Empezaron a cruzar el puente, casi rozándose con los hombros. Frente a ellos se extendía una pradera y el viento mecía la hierba. Eric percibió a su espalda el borboteo del arroyo mezclado con un ruido seco de grava. Miró atrás, buscando rocas que cayesen. Parecía que el puente se movía un poco. Se desmoronaron algunas piedras en los laterales y Eric colocó la mano sobre el brazo de Blancanieves para alertarla. Miraron hacia el arroyo poco profundo y vieron cientos de cadáveres de animales bajo la superficie del agua. Eric pudo distinguir un cráneo de oso y la caja torácica recién devorada de un ciervo gigantesco. Los huesos estaban todavía cubiertos de sangre.
El puente empezó a agitarse. De repente, recordó todas las leyendas sobre el Bosque Oscuro; sabía de qué se trataba.

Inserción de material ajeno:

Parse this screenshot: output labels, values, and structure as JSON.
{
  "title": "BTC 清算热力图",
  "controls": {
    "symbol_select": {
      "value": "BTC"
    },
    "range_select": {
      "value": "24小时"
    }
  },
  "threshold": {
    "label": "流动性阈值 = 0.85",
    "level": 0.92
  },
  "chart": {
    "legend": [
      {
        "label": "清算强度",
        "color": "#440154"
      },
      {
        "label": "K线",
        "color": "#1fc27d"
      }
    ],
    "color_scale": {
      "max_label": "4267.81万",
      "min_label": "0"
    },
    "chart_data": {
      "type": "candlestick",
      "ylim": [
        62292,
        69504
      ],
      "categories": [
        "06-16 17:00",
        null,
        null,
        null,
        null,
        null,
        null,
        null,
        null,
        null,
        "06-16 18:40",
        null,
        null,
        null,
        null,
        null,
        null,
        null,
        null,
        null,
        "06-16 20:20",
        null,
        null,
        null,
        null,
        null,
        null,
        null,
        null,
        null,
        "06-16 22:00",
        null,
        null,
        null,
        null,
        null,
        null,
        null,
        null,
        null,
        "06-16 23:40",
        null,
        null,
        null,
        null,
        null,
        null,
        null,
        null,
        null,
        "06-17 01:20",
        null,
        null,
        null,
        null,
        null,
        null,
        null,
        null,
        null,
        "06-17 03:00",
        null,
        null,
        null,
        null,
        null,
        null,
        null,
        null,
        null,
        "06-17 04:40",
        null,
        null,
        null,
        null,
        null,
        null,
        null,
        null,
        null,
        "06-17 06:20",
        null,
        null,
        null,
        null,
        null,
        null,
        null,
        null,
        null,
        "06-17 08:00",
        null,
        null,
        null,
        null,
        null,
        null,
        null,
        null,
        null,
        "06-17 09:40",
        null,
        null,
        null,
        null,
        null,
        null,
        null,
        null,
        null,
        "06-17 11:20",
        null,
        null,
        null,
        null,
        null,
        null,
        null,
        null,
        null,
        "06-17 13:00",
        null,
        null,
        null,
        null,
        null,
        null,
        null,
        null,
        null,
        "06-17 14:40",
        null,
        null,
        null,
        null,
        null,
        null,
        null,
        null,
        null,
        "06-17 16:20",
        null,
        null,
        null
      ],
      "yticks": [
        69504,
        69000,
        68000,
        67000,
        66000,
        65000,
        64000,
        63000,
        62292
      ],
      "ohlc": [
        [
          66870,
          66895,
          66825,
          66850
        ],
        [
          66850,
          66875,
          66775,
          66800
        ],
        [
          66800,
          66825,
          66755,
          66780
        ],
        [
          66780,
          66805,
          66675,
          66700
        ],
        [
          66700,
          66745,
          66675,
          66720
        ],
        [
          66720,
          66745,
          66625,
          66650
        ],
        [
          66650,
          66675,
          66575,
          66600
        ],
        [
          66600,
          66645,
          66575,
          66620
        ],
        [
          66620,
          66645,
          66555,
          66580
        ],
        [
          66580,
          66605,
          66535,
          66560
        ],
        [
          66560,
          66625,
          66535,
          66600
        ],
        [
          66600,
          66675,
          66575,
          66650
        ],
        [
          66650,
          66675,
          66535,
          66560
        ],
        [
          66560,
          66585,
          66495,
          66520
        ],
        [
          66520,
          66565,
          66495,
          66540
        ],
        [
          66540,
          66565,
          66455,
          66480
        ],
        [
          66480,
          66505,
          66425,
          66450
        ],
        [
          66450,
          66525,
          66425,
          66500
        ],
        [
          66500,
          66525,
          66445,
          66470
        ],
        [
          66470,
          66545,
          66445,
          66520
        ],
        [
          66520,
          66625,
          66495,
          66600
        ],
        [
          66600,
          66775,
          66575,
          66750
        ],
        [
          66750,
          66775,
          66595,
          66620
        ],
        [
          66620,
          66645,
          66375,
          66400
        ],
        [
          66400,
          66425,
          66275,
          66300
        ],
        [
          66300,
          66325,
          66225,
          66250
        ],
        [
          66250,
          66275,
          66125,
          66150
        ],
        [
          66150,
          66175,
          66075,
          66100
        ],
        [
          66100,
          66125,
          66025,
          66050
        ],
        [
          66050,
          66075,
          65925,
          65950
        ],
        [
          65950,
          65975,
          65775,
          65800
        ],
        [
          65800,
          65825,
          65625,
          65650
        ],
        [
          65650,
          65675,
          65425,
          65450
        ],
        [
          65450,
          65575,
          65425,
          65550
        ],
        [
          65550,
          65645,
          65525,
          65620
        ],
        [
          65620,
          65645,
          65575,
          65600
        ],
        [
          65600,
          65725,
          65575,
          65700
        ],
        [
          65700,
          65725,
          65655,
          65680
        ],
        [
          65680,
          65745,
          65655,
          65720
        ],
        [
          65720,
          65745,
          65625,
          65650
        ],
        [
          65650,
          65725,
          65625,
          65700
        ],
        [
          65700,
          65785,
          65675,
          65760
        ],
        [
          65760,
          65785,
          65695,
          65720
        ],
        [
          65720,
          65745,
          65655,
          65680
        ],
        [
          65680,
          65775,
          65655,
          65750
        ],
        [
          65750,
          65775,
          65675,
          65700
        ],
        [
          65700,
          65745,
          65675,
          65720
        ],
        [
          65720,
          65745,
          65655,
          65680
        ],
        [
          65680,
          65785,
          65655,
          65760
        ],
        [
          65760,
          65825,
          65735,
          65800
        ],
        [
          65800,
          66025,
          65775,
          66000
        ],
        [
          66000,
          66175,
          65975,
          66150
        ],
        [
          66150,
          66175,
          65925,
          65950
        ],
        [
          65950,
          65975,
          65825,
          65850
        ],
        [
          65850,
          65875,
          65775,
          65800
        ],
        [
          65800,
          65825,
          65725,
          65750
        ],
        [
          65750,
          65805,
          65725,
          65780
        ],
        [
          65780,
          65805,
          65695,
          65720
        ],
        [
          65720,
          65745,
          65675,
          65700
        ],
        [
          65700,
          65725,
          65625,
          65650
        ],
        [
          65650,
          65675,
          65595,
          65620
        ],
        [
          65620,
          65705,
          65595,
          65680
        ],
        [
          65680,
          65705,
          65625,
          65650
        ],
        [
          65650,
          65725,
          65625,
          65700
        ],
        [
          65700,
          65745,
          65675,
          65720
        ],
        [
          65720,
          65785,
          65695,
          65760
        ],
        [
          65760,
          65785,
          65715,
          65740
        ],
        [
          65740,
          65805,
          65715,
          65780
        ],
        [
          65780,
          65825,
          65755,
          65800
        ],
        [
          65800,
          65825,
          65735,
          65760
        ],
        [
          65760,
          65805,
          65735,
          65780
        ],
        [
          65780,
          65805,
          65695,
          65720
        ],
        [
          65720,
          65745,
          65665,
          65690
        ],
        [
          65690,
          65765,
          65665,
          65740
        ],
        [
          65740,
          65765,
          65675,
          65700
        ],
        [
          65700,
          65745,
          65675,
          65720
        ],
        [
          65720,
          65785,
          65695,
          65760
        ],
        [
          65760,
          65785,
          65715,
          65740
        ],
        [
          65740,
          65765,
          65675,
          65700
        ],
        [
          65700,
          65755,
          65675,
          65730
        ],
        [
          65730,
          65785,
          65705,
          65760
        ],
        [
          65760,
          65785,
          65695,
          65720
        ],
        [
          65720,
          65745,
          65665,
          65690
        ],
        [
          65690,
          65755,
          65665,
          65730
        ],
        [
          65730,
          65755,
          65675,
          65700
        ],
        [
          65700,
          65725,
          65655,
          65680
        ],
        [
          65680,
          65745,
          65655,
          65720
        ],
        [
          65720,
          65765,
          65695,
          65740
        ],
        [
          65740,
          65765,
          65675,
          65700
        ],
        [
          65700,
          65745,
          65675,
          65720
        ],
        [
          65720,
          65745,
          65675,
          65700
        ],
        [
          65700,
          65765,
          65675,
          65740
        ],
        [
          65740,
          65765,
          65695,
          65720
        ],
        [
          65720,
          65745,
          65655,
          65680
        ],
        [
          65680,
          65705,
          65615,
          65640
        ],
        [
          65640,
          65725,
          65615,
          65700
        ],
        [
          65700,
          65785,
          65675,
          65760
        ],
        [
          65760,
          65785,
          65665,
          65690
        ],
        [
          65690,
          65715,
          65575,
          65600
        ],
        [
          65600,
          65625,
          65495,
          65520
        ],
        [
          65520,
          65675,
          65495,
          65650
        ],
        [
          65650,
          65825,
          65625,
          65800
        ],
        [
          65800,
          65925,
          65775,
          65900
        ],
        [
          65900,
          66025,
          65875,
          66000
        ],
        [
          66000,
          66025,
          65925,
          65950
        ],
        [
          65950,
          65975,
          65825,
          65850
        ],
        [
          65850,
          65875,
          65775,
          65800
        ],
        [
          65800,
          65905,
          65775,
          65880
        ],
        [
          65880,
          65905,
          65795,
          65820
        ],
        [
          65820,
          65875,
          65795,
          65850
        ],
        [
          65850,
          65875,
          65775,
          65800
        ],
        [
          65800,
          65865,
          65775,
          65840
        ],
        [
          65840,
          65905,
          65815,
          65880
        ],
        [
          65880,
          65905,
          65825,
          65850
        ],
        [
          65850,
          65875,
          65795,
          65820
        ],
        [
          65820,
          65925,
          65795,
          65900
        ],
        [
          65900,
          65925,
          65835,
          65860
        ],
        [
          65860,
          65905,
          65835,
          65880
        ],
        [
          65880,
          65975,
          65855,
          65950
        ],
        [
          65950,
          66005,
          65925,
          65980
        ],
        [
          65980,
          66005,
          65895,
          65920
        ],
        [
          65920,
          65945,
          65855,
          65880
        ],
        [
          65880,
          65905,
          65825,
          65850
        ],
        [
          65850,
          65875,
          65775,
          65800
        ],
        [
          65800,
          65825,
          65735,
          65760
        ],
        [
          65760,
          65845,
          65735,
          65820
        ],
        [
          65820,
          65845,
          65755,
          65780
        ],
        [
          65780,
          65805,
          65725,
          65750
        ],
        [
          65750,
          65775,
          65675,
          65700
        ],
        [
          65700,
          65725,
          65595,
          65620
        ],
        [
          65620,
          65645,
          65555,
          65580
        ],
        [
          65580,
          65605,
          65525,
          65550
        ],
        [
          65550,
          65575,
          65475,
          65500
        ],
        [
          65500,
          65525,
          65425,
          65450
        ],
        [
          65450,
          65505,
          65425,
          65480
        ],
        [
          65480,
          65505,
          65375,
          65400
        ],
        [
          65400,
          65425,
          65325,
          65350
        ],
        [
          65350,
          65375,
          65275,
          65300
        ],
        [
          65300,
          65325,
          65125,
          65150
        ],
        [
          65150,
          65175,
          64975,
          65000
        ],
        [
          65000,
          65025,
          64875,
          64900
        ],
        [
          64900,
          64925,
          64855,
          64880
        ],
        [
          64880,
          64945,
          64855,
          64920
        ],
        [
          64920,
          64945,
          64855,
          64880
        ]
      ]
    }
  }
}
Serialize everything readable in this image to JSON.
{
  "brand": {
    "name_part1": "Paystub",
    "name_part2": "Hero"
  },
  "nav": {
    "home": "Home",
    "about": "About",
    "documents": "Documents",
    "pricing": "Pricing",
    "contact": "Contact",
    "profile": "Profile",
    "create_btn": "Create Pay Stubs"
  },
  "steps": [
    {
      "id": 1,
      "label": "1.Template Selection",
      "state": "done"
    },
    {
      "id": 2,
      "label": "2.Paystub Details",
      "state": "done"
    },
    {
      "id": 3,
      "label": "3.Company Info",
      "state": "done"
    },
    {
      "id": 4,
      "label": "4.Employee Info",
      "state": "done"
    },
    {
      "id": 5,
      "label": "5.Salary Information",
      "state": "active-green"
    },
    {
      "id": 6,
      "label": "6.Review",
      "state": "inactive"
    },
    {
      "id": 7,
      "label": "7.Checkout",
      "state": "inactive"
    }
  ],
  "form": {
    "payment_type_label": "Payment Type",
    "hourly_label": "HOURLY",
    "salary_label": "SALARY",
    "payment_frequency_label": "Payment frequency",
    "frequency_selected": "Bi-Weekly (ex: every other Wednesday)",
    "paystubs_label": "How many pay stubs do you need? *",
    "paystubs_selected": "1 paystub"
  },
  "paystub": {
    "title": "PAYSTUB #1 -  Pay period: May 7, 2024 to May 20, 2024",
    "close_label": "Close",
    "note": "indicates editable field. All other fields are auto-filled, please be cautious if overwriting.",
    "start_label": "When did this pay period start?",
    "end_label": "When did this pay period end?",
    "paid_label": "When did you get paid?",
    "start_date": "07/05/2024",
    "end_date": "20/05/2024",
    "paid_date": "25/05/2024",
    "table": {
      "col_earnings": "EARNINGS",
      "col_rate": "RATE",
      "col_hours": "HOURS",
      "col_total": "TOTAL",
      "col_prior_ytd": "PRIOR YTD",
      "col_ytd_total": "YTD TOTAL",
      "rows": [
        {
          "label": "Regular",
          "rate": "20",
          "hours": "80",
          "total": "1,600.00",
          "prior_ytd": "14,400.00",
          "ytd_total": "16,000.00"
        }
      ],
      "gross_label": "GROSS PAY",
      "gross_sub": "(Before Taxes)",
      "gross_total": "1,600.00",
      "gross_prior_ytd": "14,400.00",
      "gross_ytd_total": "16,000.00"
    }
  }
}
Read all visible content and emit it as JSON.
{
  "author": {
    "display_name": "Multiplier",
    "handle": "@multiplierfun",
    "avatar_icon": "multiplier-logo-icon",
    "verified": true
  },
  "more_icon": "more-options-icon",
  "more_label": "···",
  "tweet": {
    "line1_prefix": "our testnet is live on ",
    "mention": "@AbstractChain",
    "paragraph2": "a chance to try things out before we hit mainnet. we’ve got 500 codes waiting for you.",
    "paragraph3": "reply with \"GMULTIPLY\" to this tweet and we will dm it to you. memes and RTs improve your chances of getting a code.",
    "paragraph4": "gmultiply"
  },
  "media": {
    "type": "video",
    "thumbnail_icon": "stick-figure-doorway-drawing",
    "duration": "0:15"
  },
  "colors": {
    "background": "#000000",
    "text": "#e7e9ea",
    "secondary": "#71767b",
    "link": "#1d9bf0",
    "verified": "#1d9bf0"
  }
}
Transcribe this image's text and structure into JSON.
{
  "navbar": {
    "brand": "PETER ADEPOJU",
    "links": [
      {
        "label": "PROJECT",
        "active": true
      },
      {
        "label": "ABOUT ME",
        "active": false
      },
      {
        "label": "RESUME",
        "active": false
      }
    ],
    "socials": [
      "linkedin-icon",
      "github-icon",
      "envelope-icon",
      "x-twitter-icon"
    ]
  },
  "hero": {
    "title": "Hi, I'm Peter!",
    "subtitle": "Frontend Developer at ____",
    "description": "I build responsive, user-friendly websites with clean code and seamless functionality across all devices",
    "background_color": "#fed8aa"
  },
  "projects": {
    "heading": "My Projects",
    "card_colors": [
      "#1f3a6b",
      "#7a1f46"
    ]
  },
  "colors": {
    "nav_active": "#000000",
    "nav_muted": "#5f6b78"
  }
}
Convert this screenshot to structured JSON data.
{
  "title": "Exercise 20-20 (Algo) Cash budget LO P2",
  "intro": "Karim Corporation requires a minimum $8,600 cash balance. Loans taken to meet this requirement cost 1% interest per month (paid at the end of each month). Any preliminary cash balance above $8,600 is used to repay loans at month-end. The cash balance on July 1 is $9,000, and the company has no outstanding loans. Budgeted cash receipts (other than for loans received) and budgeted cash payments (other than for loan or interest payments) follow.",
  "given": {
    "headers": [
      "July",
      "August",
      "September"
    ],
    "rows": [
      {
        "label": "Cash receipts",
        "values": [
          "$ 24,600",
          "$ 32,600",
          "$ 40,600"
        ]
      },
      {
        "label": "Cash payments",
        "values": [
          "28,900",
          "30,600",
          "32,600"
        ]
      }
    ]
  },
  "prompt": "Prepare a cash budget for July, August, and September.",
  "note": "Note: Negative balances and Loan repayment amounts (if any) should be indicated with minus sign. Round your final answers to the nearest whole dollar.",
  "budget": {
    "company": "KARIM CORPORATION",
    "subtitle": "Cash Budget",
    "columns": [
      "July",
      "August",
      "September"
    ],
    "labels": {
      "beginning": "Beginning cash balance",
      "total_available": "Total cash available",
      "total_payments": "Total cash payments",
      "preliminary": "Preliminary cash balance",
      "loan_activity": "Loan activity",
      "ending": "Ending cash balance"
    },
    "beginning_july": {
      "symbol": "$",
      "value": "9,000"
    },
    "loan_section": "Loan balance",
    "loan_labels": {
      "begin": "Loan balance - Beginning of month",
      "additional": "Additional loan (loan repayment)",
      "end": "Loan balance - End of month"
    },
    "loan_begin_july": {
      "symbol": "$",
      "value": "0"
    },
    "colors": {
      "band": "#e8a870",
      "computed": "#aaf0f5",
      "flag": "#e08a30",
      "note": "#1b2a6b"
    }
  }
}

—¡Un trol! —gritó. La parte alta del puente se elevó y se abrieron unos ojos en el lateral de la piedra. Aquella gigantesca bestia había permanecido acurrucada, esperando a que cruzaran. Eric aferró el brazo de Blancanieves y se abalanzó hacia el final del bosque, pero estaban aún a diez metros de distancia. No lograrían cruzar.